3) A frantic search for safety: The price of gold spiked as investors poured money into perceived safe havens. Other popular places to stash money right now are U.S. Treasuries, the Japanese yen, the Swiss franc and even Bitcoin.

4) Cameron out: Prime Minister David Cameron, who campaigned against an exit, has announced that he will resign. Without offering a detailed timetable, Cameron said a new leader would be installed by October.

5) Appeals for calm: The Bank of England is under immense pressure to keep markets and banks operating in an orderly manner. In a statement, the central bank said it would “take all necessary steps to meet its responsibilities for monetary and financial stability.”

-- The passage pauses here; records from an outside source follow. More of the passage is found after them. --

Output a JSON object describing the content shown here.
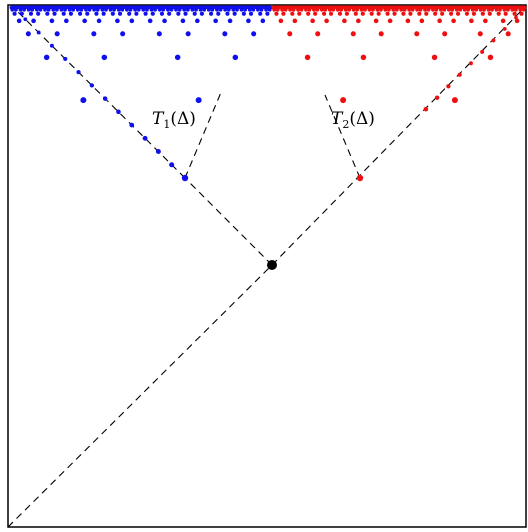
{
  "labels": {
    "t1": {
      "name": "T",
      "sub": "1",
      "arg": "(Δ)"
    },
    "t2": {
      "name": "T",
      "sub": "2",
      "arg": "(Δ)"
    }
  },
  "colors": {
    "left_tree": "#1010ee",
    "right_tree": "#ee1010",
    "root": "#000000",
    "lines": "#000000",
    "frame": "#000000"
  }
}
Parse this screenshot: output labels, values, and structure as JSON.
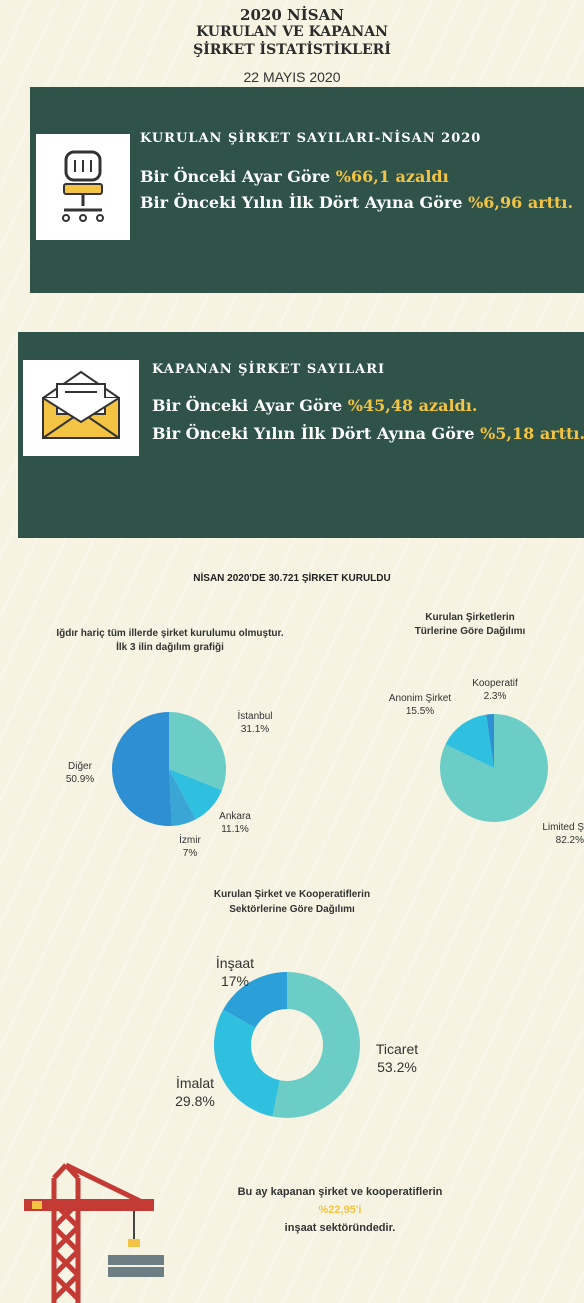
{
  "header": {
    "line1": "2020 NİSAN",
    "line2": "KURULAN VE KAPANAN",
    "line3": "ŞİRKET İSTATİSTİKLERİ",
    "date": "22 MAYIS 2020"
  },
  "founded_panel": {
    "title": "KURULAN ŞİRKET SAYILARI-NİSAN 2020",
    "line1_text": "Bir Önceki Ayar Göre",
    "line1_value": "%66,1 azaldı",
    "line2_text": "Bir Önceki Yılın İlk Dört Ayına Göre",
    "line2_value": "%6,96 arttı.",
    "icon": "office-chair-icon"
  },
  "closed_panel": {
    "title": "KAPANAN ŞİRKET SAYILARI",
    "line1_text": "Bir Önceki Ayar Göre",
    "line1_value": "%45,48 azaldı.",
    "line2_text": "Bir Önceki Yılın İlk Dört Ayına Göre",
    "line2_value": "%5,18 arttı.",
    "icon": "open-envelope-icon"
  },
  "section_title": "NİSAN 2020'DE 30.721 ŞİRKET KURULDU",
  "colors": {
    "panel": "#2f5249",
    "highlight": "#f3c443",
    "teal_light": "#6ccdc6",
    "cyan": "#2ec0de",
    "blue": "#2e8fd2",
    "crane_red": "#c43a34"
  },
  "chart_data": [
    {
      "type": "pie",
      "title_line1": "Iğdır hariç tüm illerde şirket kurulumu olmuştur.",
      "title_line2": "İlk 3 ilin dağılım grafiği",
      "categories": [
        "İstanbul",
        "Ankara",
        "İzmir",
        "Diğer"
      ],
      "values": [
        31.1,
        11.1,
        7,
        50.9
      ],
      "value_labels": [
        "31.1%",
        "11.1%",
        "7%",
        "50.9%"
      ],
      "colors": [
        "#6ccdc6",
        "#2ec0de",
        "#3aa6d6",
        "#2e8fd2"
      ]
    },
    {
      "type": "pie",
      "title_line1": "Kurulan Şirketlerin",
      "title_line2": "Türlerine Göre Dağılımı",
      "categories": [
        "Limited Ş",
        "Anonim Şirket",
        "Kooperatif"
      ],
      "values": [
        82.2,
        15.5,
        2.3
      ],
      "value_labels": [
        "82.2%",
        "15.5%",
        "2.3%"
      ],
      "colors": [
        "#6ccdc6",
        "#2ec0de",
        "#2e8fd2"
      ]
    },
    {
      "type": "pie",
      "subtype": "donut",
      "title_line1": "Kurulan Şirket ve Kooperatiflerin",
      "title_line2": "Sektörlerine Göre Dağılımı",
      "categories": [
        "Ticaret",
        "İmalat",
        "İnşaat"
      ],
      "values": [
        53.2,
        29.8,
        17
      ],
      "value_labels": [
        "53.2%",
        "29.8%",
        "17%"
      ],
      "colors": [
        "#6ccdc6",
        "#2ec0de",
        "#2b9fd8"
      ]
    }
  ],
  "footer": {
    "line1": "Bu ay kapanan şirket ve kooperatiflerin",
    "line2": "%22,95'i",
    "line3": "inşaat sektöründedir.",
    "icon": "construction-crane-icon"
  }
}
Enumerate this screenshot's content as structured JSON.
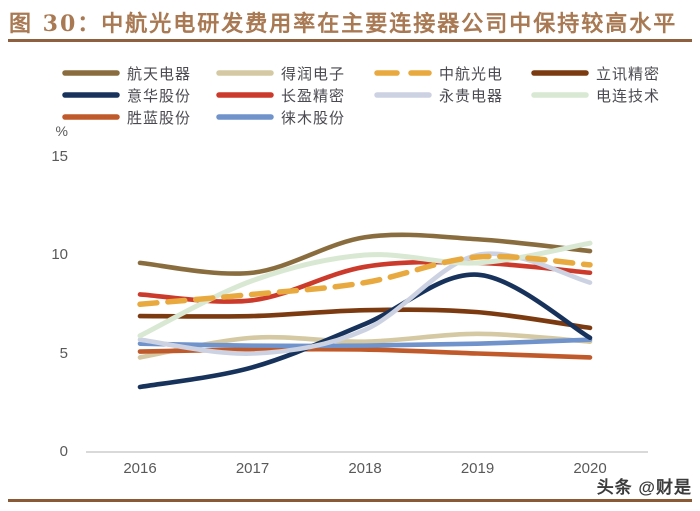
{
  "title": "图 30：中航光电研发费用率在主要连接器公司中保持较高水平",
  "watermark": "头条 @财是",
  "colors": {
    "background": "#ffffff",
    "title_text": "#a87952",
    "title_rule": "#8f6040",
    "footer_rule": "#8a5a36",
    "axis_line": "#d9d9d9",
    "tick_text": "#595959",
    "legend_text": "#4a4a50",
    "watermark_text": "#3c3c3c"
  },
  "chart_data": {
    "type": "line",
    "title": "中航光电研发费用率在主要连接器公司中保持较高水平",
    "xlabel": "",
    "ylabel": "%",
    "x_labels": [
      "2016",
      "2017",
      "2018",
      "2019",
      "2020"
    ],
    "yticks": [
      15,
      10,
      5,
      0
    ],
    "ylim": [
      0,
      15
    ],
    "grid": false,
    "legend_position": "top",
    "line_smoothing": true,
    "series": [
      {
        "name": "航天电器",
        "color": "#8a6d3e",
        "line_style": "solid",
        "values": [
          9.6,
          9.1,
          10.9,
          10.8,
          10.2
        ]
      },
      {
        "name": "得润电子",
        "color": "#d5c9a3",
        "line_style": "solid",
        "values": [
          4.8,
          5.8,
          5.6,
          6.0,
          5.6
        ]
      },
      {
        "name": "中航光电",
        "color": "#e8a93f",
        "line_style": "dashed",
        "values": [
          7.5,
          8.0,
          8.6,
          9.9,
          9.5
        ]
      },
      {
        "name": "立讯精密",
        "color": "#7c3a10",
        "line_style": "solid",
        "values": [
          6.9,
          6.9,
          7.2,
          7.1,
          6.3
        ]
      },
      {
        "name": "意华股份",
        "color": "#17335c",
        "line_style": "solid",
        "values": [
          3.3,
          4.3,
          6.5,
          9.0,
          5.8
        ]
      },
      {
        "name": "长盈精密",
        "color": "#cb3a2b",
        "line_style": "solid",
        "values": [
          8.0,
          7.7,
          9.4,
          9.6,
          9.1
        ]
      },
      {
        "name": "永贵电器",
        "color": "#ccd2e2",
        "line_style": "solid",
        "values": [
          5.7,
          5.0,
          6.2,
          10.0,
          8.6
        ]
      },
      {
        "name": "电连技术",
        "color": "#d9e8d2",
        "line_style": "solid",
        "values": [
          5.9,
          8.7,
          10.0,
          9.6,
          10.6
        ]
      },
      {
        "name": "胜蓝股份",
        "color": "#c05a2b",
        "line_style": "solid",
        "values": [
          5.1,
          5.2,
          5.2,
          5.0,
          4.8
        ]
      },
      {
        "name": "徕木股份",
        "color": "#7093cb",
        "line_style": "solid",
        "values": [
          5.5,
          5.4,
          5.4,
          5.5,
          5.7
        ]
      }
    ]
  }
}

Officials and regulators in other countries around the world are also preparing for fallout. South Korea’s government called an emergency meeting, while others have called press conferences or issued statements.

The U.S. Federal Reserve said it was standing by to help as necessary.

6) How did this happen? Cameron promised voters in 2013 that he would allow a referendum on whether Britain should remain in the European Union. At the time, the chance of exit appeared to be low. But the campaign — which focused heavily on immigration and the economy — revealed deep fissures in Britain along both political and geographic lines.

7) The big questions: Britain’s decision to exit the EU has injected huge amounts of uncertainty into markets. At this point, investors have more questions than answers — will the U.K. be able to negotiate new trade deals? How long will that take? Will global banks seek to move their operations out of London?

“The U.K. government has a moral but not a legal obligation to leave. The next steps will be dictated by politics, not law,” wrote Simon Wells, HSBC’s chief U.K. economist in a note Friday.

8) The big takeaway? This isn’t a one-day event. The repercussions of the vote to leave are only just beginning, and it has the potential to upend Europe’s established political order. Buckle up!